What does n & (n-1) do, and why care? It clears the lowest set bit. Loop it to count 1-bits in O(#ones) (LC 191); test (n & (n-1)) == 0 for power-of-two in O(1) (LC 231). The single most reused bit trick of the session.
How does XOR crack Single Number? n^n=0 and n^0=n, and XOR is order-independent, so XOR-ing the whole array cancels every pair and leaves the loner — O(n) / O(1). A^B then popcount gives the count of differing bits.

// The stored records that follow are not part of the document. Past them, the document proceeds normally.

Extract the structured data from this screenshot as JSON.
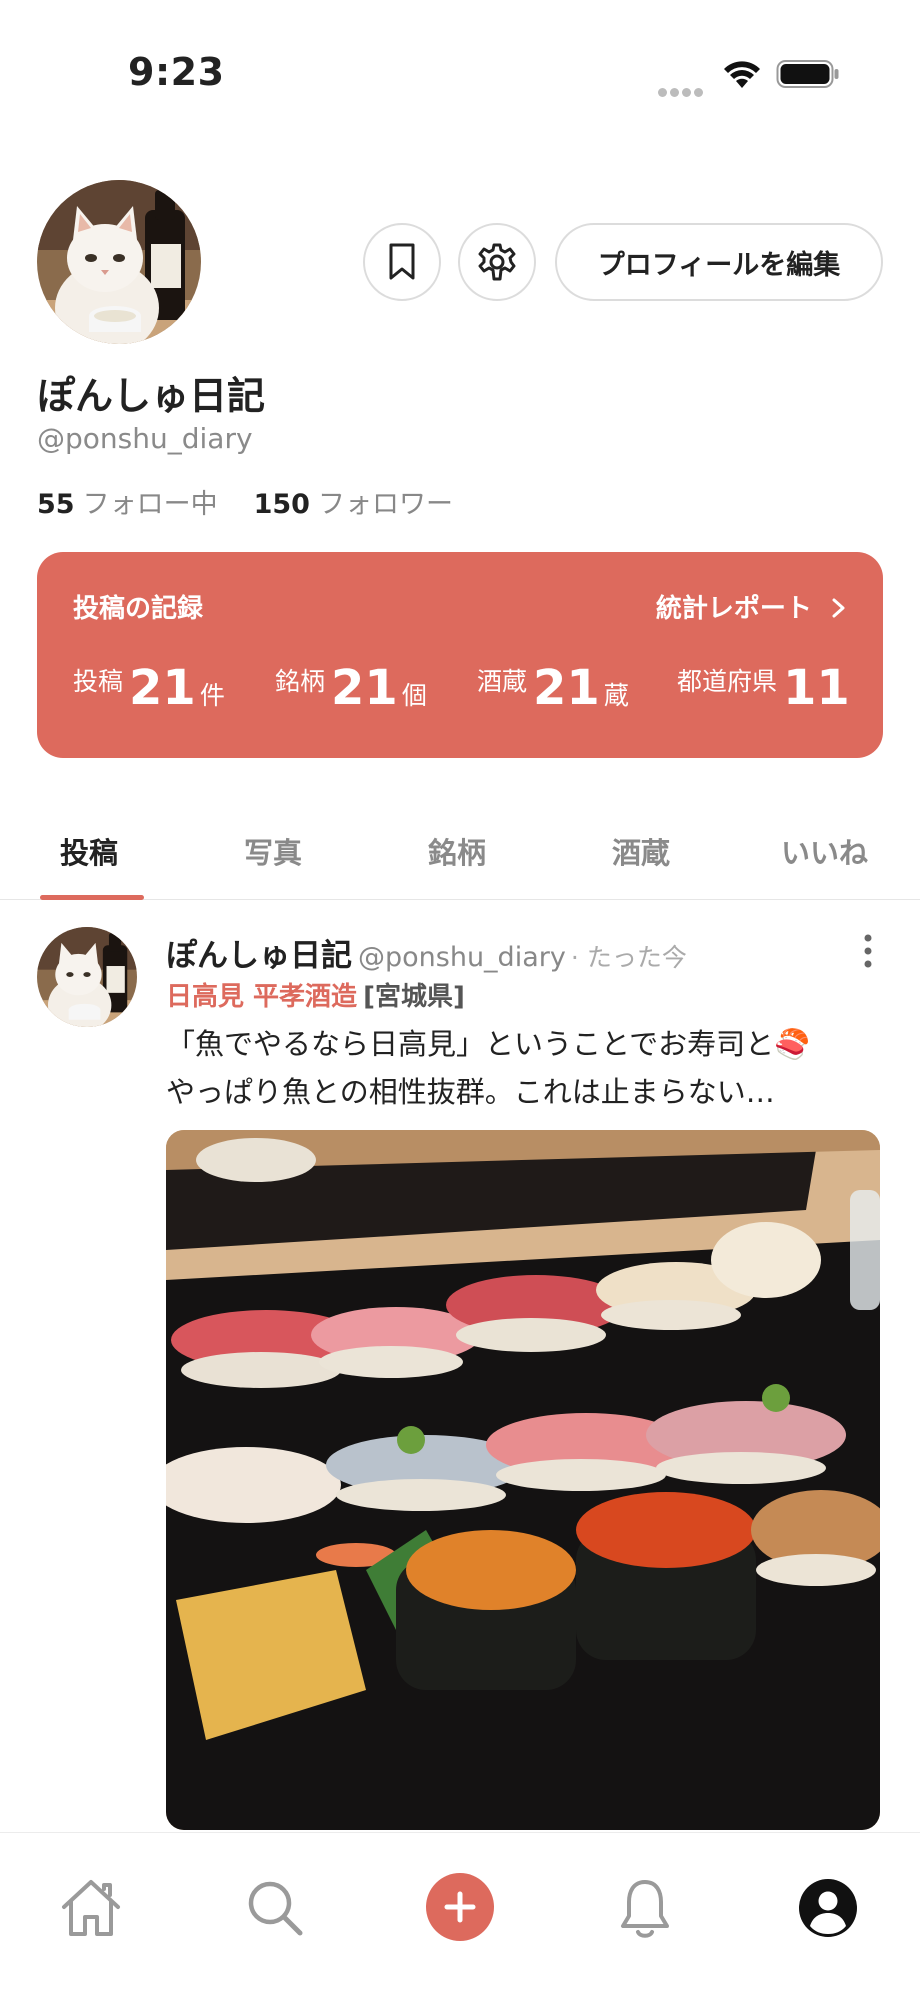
{
  "status_bar": {
    "time": "9:23"
  },
  "profile": {
    "display_name": "ぽんしゅ日記",
    "handle": "@ponshu_diary",
    "following_count": "55",
    "following_label": "フォロー中",
    "followers_count": "150",
    "followers_label": "フォロワー",
    "edit_button_label": "プロフィールを編集"
  },
  "stats": {
    "title": "投稿の記録",
    "report_link": "統計レポート",
    "items": [
      {
        "label": "投稿",
        "value": "21",
        "unit": "件"
      },
      {
        "label": "銘柄",
        "value": "21",
        "unit": "個"
      },
      {
        "label": "酒蔵",
        "value": "21",
        "unit": "蔵"
      },
      {
        "label": "都道府県",
        "value": "11",
        "unit": ""
      }
    ],
    "color": "#dd6a5d"
  },
  "tabs": [
    {
      "label": "投稿",
      "active": true
    },
    {
      "label": "写真",
      "active": false
    },
    {
      "label": "銘柄",
      "active": false
    },
    {
      "label": "酒蔵",
      "active": false
    },
    {
      "label": "いいね",
      "active": false
    }
  ],
  "post": {
    "author_name": "ぽんしゅ日記",
    "author_handle": "@ponshu_diary",
    "time": "· たった今",
    "sake_name": "日高見 平孝酒造",
    "prefecture": "[宮城県]",
    "text_line1": "「魚でやるなら日高見」ということでお寿司と🍣",
    "text_line2": "やっぱり魚との相性抜群。これは止まらない…"
  },
  "bottom_nav": {
    "items": [
      "home-icon",
      "search-icon",
      "add-post-icon",
      "bell-icon",
      "account-icon"
    ]
  },
  "colors": {
    "accent": "#dd6a5d"
  }
}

Where does overflow bite in these problems? Reverse Integer can exceed 2^31-1 (guard res > (MAX-digit)/10); Math.abs(Integer.MIN_VALUE) is still negative (cast to long first); Sqrt compares x/mid vs mid to avoid mid*mid overflowing.
Fastest power-of-two check? n > 0 && (n & (n-1)) == 0 — one set bit, cleared to zero. Or the math trick 1073741824 % n == 0, since 2^30 is the biggest power of two an int holds.
Why is >>> different from >>? >> is arithmetic — it sign-extends, so shifting a negative keeps it negative; >>> always shifts in 0. Using >> instead of >>> in a bit-counting loop is an infinite-loop classic.